The problem I have with this approach is that the authors are effectively using an oracle to choose learning rates and then claiming their system is faster. It’s exactly this tuning of learning rates and number of epochs that’s so cumbersome for SGD approaches.
To make matters worse, they use Microsoft’s research-use-only quasi-Newton system OWL-QN to tune the regularization parameter. This kind of empirical Bayes tuning of the priors interacts with the learning rate and number of epoch tuning in an unfortunate way. Or in a fortunate way if you use path following to evaluate a range of priors.
The simple method, as used in LingPipe, was just as fast to get through 30 epochs. That’s not surprising, but it’s the wrong evaluation. You can see that the cumulative versions get to the same log loss much faster than the simple approach.
Exponential vs. Inverse Annealing
They argue for exponential annealing over inverse annealing on practical rather than theoretical grounds; LingPipe implements both forms along with constant learning rates, as well as providing an annealing interface for custom implementations to be plugged in. Inverse annealing is required in theory, but I’ve found the same thing in practice — exponential workds better.)
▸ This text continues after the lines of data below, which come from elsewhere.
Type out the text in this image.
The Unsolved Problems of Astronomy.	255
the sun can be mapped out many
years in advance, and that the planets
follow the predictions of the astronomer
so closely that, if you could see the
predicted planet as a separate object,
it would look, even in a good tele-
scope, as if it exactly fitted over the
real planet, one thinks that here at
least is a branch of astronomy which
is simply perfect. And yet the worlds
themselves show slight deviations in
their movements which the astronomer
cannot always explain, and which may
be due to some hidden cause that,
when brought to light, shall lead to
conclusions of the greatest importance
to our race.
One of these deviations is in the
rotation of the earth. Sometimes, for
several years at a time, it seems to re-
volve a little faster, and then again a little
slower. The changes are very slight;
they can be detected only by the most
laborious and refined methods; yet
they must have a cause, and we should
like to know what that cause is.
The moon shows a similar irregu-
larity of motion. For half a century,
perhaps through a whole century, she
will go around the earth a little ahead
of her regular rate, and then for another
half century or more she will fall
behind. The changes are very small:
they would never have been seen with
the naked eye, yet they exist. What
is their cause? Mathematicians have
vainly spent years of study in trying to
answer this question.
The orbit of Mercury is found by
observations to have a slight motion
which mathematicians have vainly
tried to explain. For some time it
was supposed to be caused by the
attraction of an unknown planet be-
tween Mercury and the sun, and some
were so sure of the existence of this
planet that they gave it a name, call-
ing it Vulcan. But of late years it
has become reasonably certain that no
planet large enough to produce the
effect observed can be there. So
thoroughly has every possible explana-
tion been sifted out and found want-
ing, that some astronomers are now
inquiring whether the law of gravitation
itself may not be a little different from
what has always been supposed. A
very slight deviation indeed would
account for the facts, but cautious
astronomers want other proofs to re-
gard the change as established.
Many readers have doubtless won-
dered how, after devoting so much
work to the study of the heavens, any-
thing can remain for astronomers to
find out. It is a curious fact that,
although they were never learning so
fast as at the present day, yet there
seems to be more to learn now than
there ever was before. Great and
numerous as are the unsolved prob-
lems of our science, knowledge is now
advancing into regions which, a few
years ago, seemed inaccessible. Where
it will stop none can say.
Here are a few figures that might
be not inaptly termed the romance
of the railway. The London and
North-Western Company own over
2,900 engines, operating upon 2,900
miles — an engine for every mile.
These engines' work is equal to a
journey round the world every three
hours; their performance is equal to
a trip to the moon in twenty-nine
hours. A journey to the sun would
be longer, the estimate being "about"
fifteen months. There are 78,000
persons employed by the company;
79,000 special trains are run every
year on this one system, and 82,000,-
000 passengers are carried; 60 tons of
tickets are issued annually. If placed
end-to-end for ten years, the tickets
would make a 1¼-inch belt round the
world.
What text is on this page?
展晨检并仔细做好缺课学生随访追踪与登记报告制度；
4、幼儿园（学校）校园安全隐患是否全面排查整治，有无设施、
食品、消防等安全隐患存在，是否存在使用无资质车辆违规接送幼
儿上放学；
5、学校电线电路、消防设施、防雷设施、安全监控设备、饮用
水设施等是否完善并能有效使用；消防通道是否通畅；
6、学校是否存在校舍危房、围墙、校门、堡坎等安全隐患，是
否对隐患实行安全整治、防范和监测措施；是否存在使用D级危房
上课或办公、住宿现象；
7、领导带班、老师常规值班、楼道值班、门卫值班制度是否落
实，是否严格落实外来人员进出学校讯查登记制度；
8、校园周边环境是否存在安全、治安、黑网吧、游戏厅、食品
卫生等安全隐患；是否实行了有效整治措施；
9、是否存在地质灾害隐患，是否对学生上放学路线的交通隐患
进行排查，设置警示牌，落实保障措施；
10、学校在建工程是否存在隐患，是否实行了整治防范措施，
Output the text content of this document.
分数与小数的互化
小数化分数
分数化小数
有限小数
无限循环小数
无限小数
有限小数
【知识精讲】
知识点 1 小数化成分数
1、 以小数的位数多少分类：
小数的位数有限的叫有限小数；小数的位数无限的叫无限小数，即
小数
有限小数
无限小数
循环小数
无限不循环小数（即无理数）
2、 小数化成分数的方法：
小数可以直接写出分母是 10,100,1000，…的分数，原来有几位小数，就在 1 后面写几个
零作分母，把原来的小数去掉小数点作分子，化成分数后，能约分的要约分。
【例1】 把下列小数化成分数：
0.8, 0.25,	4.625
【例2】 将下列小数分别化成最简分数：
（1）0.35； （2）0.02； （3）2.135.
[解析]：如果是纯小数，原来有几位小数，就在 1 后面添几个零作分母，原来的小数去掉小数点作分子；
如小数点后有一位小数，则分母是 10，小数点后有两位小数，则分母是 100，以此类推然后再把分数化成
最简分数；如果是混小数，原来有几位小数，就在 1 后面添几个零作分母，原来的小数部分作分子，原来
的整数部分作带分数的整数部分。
Comparing Apples and Oranges
As the authors point out, another problem with evaluating for speed is that they compared with a system they didn’t write, so who knows what unknowns are lurking in that comparison. Even if a single person writes all the code, there’s no reason to believe their experience and skill is equal or the time they spend tuning for application speed is the same. Having more comparable implementations (and I don’t even know how to measure this) might drive the ratio in either direction.
Memory vs. CPU Speed!
Why does everyone only report CPU type and speed (e.g. “Xeon 2.13 GHz processor”)? Different Xeons have very different amounts of L2 cache and some have different numbers of cores.
Perhaps an even bigger variable is memory and front-side bus speed. We’ve found that to be as big a factor in these large models where essentially every example needs to be moved into and out of the CPU. Error correcting memory is slower, but more robust. Etc. etc.